Looking at more than 10 domains of functioning in the prospective follow-up study, the researchers found that the girls whose ADHD was diagnosed during childhood continued to show greater psychiatric symptomatology across multiple symptom areas (ADHD, externalizing, internalizing, eating, substance abuse, and dependence) as well as "larger functional impairments (global, social skills, peer relations, academic performance, self-perceptions, and service utilization rates) than did comparison girls."

Even though there was no comparison group of boys in their baseline and follow-up studies, Hinshaw said the researchers were able to look at national norms in follow-up studies of boys with ADHD. Comparisons revealed that girls with ADHD may actually have "a wider range of negative outcomes than boys."

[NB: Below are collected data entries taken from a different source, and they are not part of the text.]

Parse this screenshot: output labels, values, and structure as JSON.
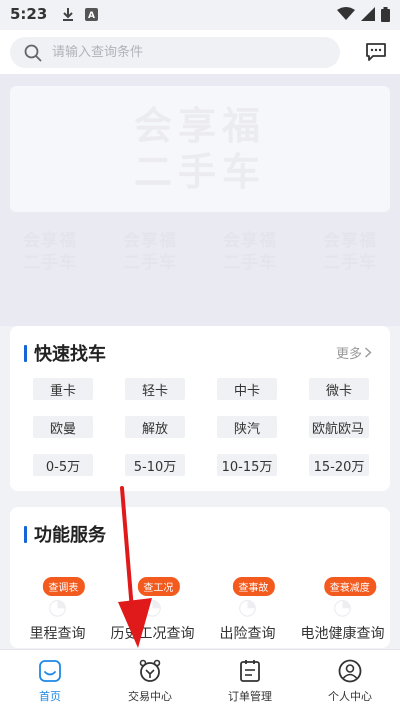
{
  "status_bar": {
    "time": "5:23"
  },
  "search": {
    "placeholder": "请输入查询条件"
  },
  "banner": {
    "watermark_line1": "会享福",
    "watermark_line2": "二手车"
  },
  "quick_find": {
    "title": "快速找车",
    "more": "更多",
    "tags": [
      "重卡",
      "轻卡",
      "中卡",
      "微卡",
      "欧曼",
      "解放",
      "陕汽",
      "欧航欧马",
      "0-5万",
      "5-10万",
      "10-15万",
      "15-20万"
    ]
  },
  "services": {
    "title": "功能服务",
    "items": [
      {
        "badge": "查调表",
        "label": "里程查询"
      },
      {
        "badge": "查工况",
        "label": "历史工况查询"
      },
      {
        "badge": "查事故",
        "label": "出险查询"
      },
      {
        "badge": "查衰减度",
        "label": "电池健康查询"
      }
    ]
  },
  "tabbar": {
    "items": [
      {
        "label": "首页",
        "icon": "home-icon",
        "active": true
      },
      {
        "label": "交易中心",
        "icon": "trade-icon",
        "active": false
      },
      {
        "label": "订单管理",
        "icon": "order-icon",
        "active": false
      },
      {
        "label": "个人中心",
        "icon": "person-icon",
        "active": false
      }
    ]
  },
  "colors": {
    "accent": "#1e88e5",
    "title_bar": "#1565d8",
    "badge": "#f25a1e",
    "arrow": "#e01a1a"
  }
}
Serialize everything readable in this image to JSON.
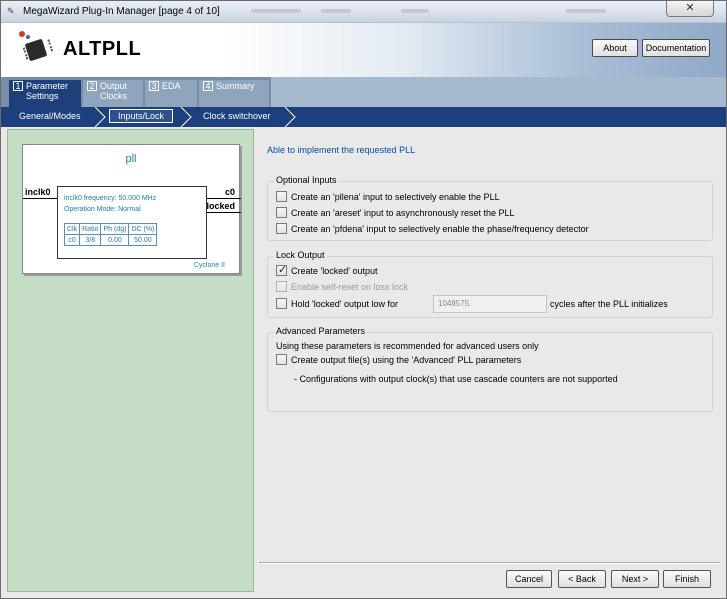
{
  "window": {
    "title": "MegaWizard Plug-In Manager [page 4 of 10]",
    "close_glyph": "✕"
  },
  "header": {
    "app_name": "ALTPLL",
    "about_label": "About",
    "documentation_label": "Documentation"
  },
  "tabs": [
    {
      "num": "1",
      "label_line1": "Parameter",
      "label_line2": "Settings",
      "active": true
    },
    {
      "num": "2",
      "label_line1": "Output",
      "label_line2": "Clocks",
      "active": false
    },
    {
      "num": "3",
      "label_line1": "EDA",
      "label_line2": "",
      "active": false
    },
    {
      "num": "4",
      "label_line1": "Summary",
      "label_line2": "",
      "active": false
    }
  ],
  "subtabs": [
    "General/Modes",
    "Inputs/Lock",
    "Clock switchover"
  ],
  "diagram": {
    "block_name": "pll",
    "input_port": "inclk0",
    "output_ports": [
      "c0",
      "locked"
    ],
    "info_line1": "inclk0 frequency: 50.000 MHz",
    "info_line2": "Operation Mode: Normal",
    "table_headers": [
      "Clk",
      "Ratio",
      "Ph (dg)",
      "DC (%)"
    ],
    "table_rows": [
      [
        "c0",
        "3/8",
        "0.00",
        "50.00"
      ]
    ],
    "device_family": "Cyclone II"
  },
  "status_message": "Able to implement the requested PLL",
  "optional_inputs": {
    "title": "Optional Inputs",
    "options": [
      {
        "label": "Create an 'pllena' input to selectively enable the PLL",
        "checked": false
      },
      {
        "label": "Create an 'areset' input to asynchronously reset the PLL",
        "checked": false
      },
      {
        "label": "Create an 'pfdena' input to selectively enable the phase/frequency detector",
        "checked": false
      }
    ]
  },
  "lock_output": {
    "title": "Lock Output",
    "create_locked_label": "Create 'locked' output",
    "create_locked_checked": true,
    "self_reset_label": "Enable self-reset on loss lock",
    "self_reset_enabled": false,
    "hold_low_label": "Hold 'locked' output low for",
    "hold_low_checked": false,
    "cycles_value": "1048575",
    "cycles_suffix": "cycles after the PLL initializes"
  },
  "advanced": {
    "title": "Advanced Parameters",
    "note": "Using these parameters is recommended for advanced users only",
    "create_files_label": "Create output file(s) using the 'Advanced' PLL parameters",
    "create_files_checked": false,
    "warning": "- Configurations with output clock(s) that use cascade counters are not supported"
  },
  "buttons": {
    "cancel": "Cancel",
    "back": "< Back",
    "next": "Next >",
    "finish": "Finish"
  }
}
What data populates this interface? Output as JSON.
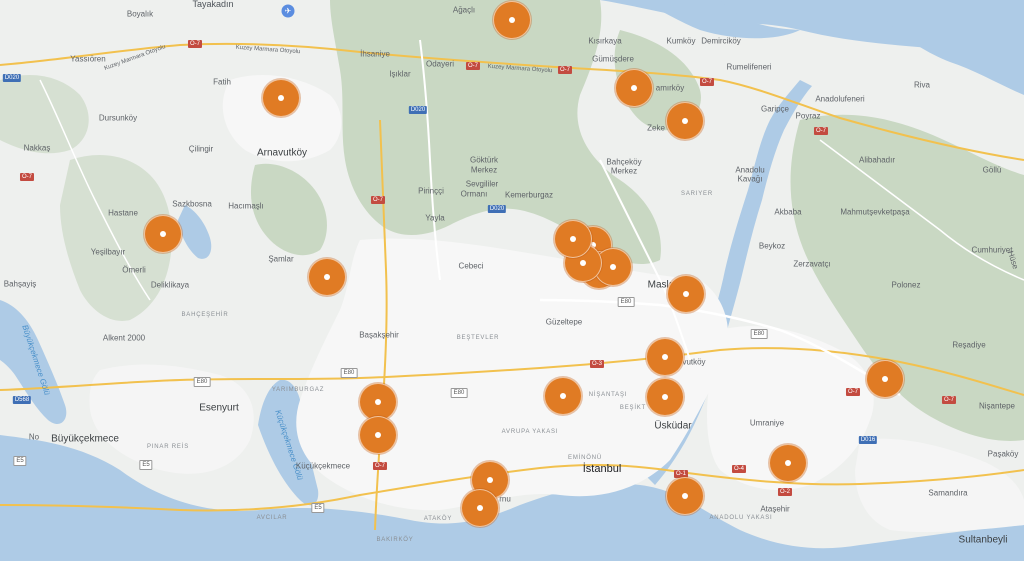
{
  "colors": {
    "marker": "#e07b24",
    "water": "#aecbe6",
    "forest": "#c9d8c3",
    "urban": "#f7f7f7",
    "road": "#ffffff",
    "highway": "#f2c14e"
  },
  "labels": {
    "tayakadin": "Tayakadın",
    "boyalik": "Boyalık",
    "agacli": "Ağaçlı",
    "yassioren": "Yassıören",
    "kuzey_marmara_1": "Kuzey Marmara Otoyolu",
    "kuzey_marmara_2": "Kuzey Marmara Otoyolu",
    "kuzey_marmara_3": "Kuzey Marmara Otoyolu",
    "ihsaniye": "İhsaniye",
    "kisirkaya": "Kısırkaya",
    "kumkoy": "Kumköy",
    "demirciköy": "Demirciköy",
    "odayeri": "Odayeri",
    "isiklar": "Işıklar",
    "gumusdere": "Gümüşdere",
    "rumelifeneri": "Rumelifeneri",
    "fatih": "Fatih",
    "zekeriyakoy_a": "amırköy",
    "anadolufeneri": "Anadolufeneri",
    "riva": "Riva",
    "dursunkoy": "Dursunköy",
    "garipce": "Garipçe",
    "poyraz": "Poyraz",
    "zekeriyakoy_b": "Zeke",
    "nakkas": "Nakkaş",
    "cilingir": "Çilingir",
    "arnavutkoy": "Arnavutköy",
    "gokturk": "Göktürk",
    "merkez1": "Merkez",
    "bahcekoy": "Bahçeköy",
    "merkez2": "Merkez",
    "anadolu_kavagi1": "Anadolu",
    "anadolu_kavagi2": "Kavağı",
    "alibahadir": "Alibahadır",
    "golu": "Göllü",
    "sevgililer1": "Sevgililer",
    "sevgililer2": "Ormanı",
    "pirinççi": "Pirinççi",
    "kemerburgaz": "Kemerburgaz",
    "sariyer": "SARIYER",
    "hastane": "Hastane",
    "sazkbosna": "Sazkbosna",
    "hacimasli": "Hacımaşlı",
    "yayla": "Yayla",
    "akbaba": "Akbaba",
    "mahmutsevketpasa": "Mahmutşevketpaşa",
    "yesilbayir": "Yeşilbayır",
    "beykoz": "Beykoz",
    "cumhuriyet": "Cumhuriyet",
    "samlar": "Şamlar",
    "omerli": "Ömerli",
    "cebeci": "Cebeci",
    "zerzavatci": "Zerzavatçı",
    "huseyinli": "Hüse",
    "bahsayis": "Bahşayiş",
    "delikli": "Deliklikaya",
    "maslak": "Masla",
    "polonez": "Polonez",
    "bahcesehir": "BAHÇEŞEHİR",
    "guzeltepe": "Güzeltepe",
    "buyukcekmece_golu": "Büyükçekmece Gölü",
    "alkent": "Alkent 2000",
    "basaksehir": "Başakşehir",
    "beştevler": "BEŞTEVLER",
    "resadiye": "Reşadiye",
    "levent": "vutköy",
    "yarimburgaz": "YARIMBURGAZ",
    "esenyurt": "Esenyurt",
    "kucukcekmece_golu": "Küçükçekmece Gölü",
    "nisantasi": "NİŞANTAŞI",
    "besiktas": "BEŞİKT",
    "uskudar": "Üsküdar",
    "umraniye": "Umraniye",
    "nisantepe": "Nişantepe",
    "no": "No",
    "buyukcekmece": "Büyükçekmece",
    "pinar_reis": "PINAR REİS",
    "avrupa_yakasi": "AVRUPA YAKASI",
    "eminonu": "EMİNÖNÜ",
    "istanbul": "İstanbul",
    "pasakoy": "Paşaköy",
    "kucukcekmece": "Küçükçekmece",
    "samandira": "Samandıra",
    "bakirkoy_a": "rnu",
    "atasehir": "Ataşehir",
    "avcilar": "AVCILAR",
    "anadolu_yakasi": "ANADOLU YAKASI",
    "atakoy": "ATAKÖY",
    "bakirkoy": "BAKIRKÖY",
    "sultanbeyli": "Sultanbeyli"
  },
  "shields": {
    "o7_a": "O-7",
    "o7_b": "O-7",
    "o7_c": "O-7",
    "o7_d": "O-7",
    "o7_e": "O-7",
    "o7_f": "O-7",
    "o7_g": "O-7",
    "o7_h": "O-7",
    "o7_i": "O-7",
    "o7_j": "O-7",
    "d020_a": "D020",
    "d020_b": "D020",
    "d020_c": "D020",
    "e80_a": "E80",
    "e80_b": "E80",
    "e80_c": "E80",
    "e80_d": "E80",
    "e80_e": "E80",
    "e5_a": "E5",
    "e5_b": "E5",
    "e5_c": "E5",
    "o3": "O-3",
    "o1": "O-1",
    "o4": "O-4",
    "o2": "O-2",
    "d016": "D016",
    "d568": "D568"
  },
  "markers": [
    {
      "id": 1
    },
    {
      "id": 2
    },
    {
      "id": 3
    },
    {
      "id": 4
    },
    {
      "id": 5
    },
    {
      "id": 6
    },
    {
      "id": 7
    },
    {
      "id": 8
    },
    {
      "id": 9
    },
    {
      "id": 10
    },
    {
      "id": 11
    },
    {
      "id": 12
    },
    {
      "id": 13
    },
    {
      "id": 14
    },
    {
      "id": 15
    },
    {
      "id": 16
    },
    {
      "id": 17
    },
    {
      "id": 18
    },
    {
      "id": 19
    },
    {
      "id": 20
    },
    {
      "id": 21
    },
    {
      "id": 22
    },
    {
      "id": 23
    },
    {
      "id": 24
    }
  ]
}
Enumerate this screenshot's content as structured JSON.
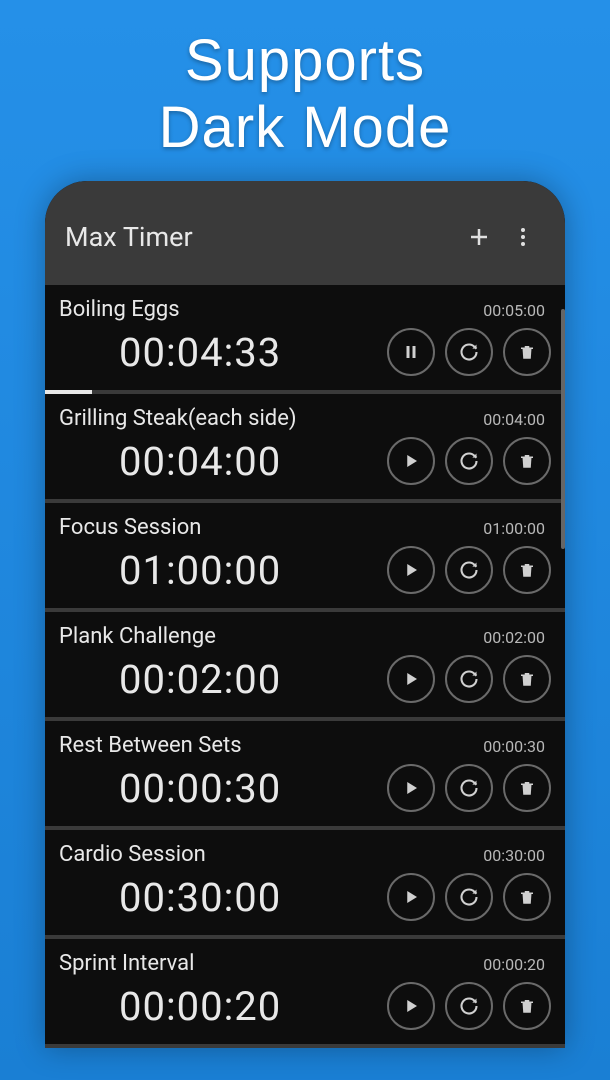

"It is known that boys with ADHD as they grow up have a big risk for delinquency and school failure, and, depending upon the study, a medium to big risk for substance abuse," he added. "Our [adolescent] girl sample had a big risk for all of those."

In addition, the girls showed greater risk than boys for internalizing disorders, such as depression and anxiety symptoms, as well as for eating pathology and continued social rejection.

Childhood to adulthood

The recently published follow-up study is part of a series of studies examining whether girls with ADHD display continued symptomatology and impairment across the life span, Hinshaw said.